Various refurbishments and renovations to the building have been undertaken over the years, significantly in 1925, 1947 (due to collapsed ceiling), 1974 (reconstruction), 1986, 1998, and 2000, when the roof was replaced. In 1994 it was included in the UNESCO World Heritage List.

Following the 2022 Russian invasion of Ukraine, the theatre was renamed the Old Theatre of Vilnius by a decision of the Lithuanian Ministry of Culture in September 2022.

==Theatre company history==
The Lithuanian Russian Drama Theatre (Русский драматический театр, Lietuvos rusų dramos teatras) was established in 1864 by actor Pavel Vasilyev of the Alexandrinsky Theatre in St Petersburg, Russia. At that time it was the only theatre company in Vilnius, and in the late nineteenth century, Vera Komissarzhevskaya appeared on the stage.

During the First World War (1914–18), the company was disestablished, and was only re-established in 1946, when it premiered Innocent as Charged by A. N. Ostrovsky.

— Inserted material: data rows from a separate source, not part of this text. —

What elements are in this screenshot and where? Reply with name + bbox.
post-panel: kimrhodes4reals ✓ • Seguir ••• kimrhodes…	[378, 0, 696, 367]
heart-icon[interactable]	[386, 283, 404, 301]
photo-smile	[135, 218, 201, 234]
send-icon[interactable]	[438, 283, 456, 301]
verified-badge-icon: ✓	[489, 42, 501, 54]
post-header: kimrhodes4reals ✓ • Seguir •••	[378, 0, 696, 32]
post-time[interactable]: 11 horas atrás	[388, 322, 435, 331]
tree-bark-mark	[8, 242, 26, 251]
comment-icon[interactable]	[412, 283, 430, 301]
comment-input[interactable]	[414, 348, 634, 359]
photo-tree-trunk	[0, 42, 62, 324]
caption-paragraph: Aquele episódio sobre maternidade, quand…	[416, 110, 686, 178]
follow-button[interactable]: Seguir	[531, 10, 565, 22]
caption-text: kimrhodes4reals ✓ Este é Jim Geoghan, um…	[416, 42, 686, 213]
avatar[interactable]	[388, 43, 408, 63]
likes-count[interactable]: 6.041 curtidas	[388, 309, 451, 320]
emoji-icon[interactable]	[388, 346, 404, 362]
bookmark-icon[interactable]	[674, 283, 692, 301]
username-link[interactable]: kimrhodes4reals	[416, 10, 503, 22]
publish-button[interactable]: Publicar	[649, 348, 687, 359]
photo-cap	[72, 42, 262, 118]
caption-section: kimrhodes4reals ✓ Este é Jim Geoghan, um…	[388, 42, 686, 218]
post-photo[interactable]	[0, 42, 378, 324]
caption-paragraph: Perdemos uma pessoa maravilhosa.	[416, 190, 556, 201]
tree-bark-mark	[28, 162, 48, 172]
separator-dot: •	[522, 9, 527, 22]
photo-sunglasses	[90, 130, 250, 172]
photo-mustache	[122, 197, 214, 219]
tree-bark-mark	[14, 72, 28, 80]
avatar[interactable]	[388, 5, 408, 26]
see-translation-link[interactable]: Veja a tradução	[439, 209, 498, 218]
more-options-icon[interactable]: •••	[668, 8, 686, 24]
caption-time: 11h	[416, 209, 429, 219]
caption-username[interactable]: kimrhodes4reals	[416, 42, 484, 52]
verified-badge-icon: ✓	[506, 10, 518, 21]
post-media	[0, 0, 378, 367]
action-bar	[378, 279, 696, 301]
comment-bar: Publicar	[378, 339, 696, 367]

Significant directors at the company have included Roman Viktyuk and Jonas Jurašas, and the actresses Monika Mironaitė and Elina Bystritskaya, and composer and musician Vyacheslav Ganelin performed on stage. The theatre was particularly highly regarded in the 1970s and 1980s.

The company occupied premises in Jogailos Street until 1986, when its current location became the home of the Lithuanian Russian Dramatic Theatre. It is the only professional theatre company in Lithuania that produces performances in Russian.

In 2008 one of the most well-known Lithuanian theatre and film directors, Jonas Vaitkus. was appointed director.

==Present day==
The Old Theatre is situated in Vilnius Old Town, which is a UNESCO world heritage site. It is the only professional theatre in Lithuania that stages performances in Russian.